The federal government may offer more help to struggling US automakers but only if they can show they can be commercially viable, US president Barack Obama has said.

Both General Motors and Chrysler must submit viability plans to the government by 17 February as part of the terms of US$17.4bn in loans made available by the outgoing Bush administration in December.

Additional help rests on those turnaround plans, Obama said in a White House news conference with 16 regional US newspapers, according to Reuters.

“My goal, consistently has been to offer serious help once a plan is in place that ensures long-term viability and that we’re not just kicking the can down the road,” Obama said.
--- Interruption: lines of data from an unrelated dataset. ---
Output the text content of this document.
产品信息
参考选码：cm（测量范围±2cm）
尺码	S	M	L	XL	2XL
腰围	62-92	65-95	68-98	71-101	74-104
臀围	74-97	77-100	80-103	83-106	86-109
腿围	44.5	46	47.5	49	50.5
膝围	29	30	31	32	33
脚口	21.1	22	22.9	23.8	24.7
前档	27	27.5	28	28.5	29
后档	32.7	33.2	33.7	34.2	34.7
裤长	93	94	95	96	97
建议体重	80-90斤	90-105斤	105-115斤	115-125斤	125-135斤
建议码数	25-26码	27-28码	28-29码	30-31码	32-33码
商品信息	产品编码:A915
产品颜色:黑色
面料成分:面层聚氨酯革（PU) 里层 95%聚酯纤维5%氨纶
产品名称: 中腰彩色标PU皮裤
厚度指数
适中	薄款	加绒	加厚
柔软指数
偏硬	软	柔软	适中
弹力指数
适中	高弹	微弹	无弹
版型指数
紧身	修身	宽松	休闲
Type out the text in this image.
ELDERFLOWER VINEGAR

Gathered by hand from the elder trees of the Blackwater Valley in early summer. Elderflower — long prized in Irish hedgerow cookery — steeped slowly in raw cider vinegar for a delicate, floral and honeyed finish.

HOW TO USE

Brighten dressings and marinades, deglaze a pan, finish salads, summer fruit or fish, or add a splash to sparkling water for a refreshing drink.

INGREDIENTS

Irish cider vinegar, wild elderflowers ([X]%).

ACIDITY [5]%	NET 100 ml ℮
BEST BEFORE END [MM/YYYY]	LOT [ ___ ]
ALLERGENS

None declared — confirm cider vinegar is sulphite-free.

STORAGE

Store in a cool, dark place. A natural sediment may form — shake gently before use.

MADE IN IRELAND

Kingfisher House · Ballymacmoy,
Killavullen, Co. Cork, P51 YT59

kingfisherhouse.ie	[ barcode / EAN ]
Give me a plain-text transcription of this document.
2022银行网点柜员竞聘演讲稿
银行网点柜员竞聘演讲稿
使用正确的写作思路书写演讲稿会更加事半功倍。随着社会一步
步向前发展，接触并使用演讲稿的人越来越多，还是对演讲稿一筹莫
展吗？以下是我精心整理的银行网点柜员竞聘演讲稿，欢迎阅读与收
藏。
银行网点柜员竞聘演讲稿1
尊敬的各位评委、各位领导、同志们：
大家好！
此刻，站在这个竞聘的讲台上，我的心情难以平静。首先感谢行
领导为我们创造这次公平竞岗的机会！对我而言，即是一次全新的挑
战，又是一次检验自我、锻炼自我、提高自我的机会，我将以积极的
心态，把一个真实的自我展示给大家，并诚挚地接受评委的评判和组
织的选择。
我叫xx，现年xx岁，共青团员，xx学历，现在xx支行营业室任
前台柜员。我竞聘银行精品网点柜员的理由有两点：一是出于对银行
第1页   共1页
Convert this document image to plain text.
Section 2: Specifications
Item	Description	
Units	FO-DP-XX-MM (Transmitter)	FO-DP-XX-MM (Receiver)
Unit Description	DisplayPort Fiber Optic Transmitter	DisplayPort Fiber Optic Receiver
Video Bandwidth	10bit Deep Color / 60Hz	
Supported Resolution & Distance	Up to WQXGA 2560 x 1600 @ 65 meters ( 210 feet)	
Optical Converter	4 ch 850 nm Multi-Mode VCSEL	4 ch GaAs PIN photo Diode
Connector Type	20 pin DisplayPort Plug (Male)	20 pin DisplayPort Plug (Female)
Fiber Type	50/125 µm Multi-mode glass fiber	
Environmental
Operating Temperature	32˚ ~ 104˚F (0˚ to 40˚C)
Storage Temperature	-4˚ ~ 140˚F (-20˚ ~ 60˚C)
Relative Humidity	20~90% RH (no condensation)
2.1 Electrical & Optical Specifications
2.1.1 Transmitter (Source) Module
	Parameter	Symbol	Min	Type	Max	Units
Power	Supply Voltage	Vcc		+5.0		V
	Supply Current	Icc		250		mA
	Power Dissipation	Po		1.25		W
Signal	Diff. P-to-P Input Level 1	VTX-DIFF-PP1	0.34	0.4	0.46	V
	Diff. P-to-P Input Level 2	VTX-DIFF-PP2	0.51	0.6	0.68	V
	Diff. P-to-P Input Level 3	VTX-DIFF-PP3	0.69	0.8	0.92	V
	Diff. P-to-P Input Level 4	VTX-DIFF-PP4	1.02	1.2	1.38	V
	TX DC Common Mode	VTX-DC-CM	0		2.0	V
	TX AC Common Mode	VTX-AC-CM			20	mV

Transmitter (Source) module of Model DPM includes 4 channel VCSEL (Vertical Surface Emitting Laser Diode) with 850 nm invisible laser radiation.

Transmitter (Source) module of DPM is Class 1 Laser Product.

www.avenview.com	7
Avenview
“What the nature of what that help ends up looking like, I think is going to depend on the plan.”

Plans needed to be realistic. “If a plan is presented to us premised on 20m sales when we just know that’s not going to happen, then we’re going to have to ask them to go back to the drawing board,” he said.

Obama reiterated his belief that a disorganised bankruptcy filing could be disastrous to the economy at large but did not rule it out.

“My main message communicated through the Detroit papers would be ‘Get me a plan that works,'” Obama was quoted as saying.

Earlier reports have said the US treasury has retained law firms with bankruptcy experience and an investment bank to advise the government on GM’s taxpayer-backed restructuring and was expected to name a trustee or ‘car czar’ to oversee the process.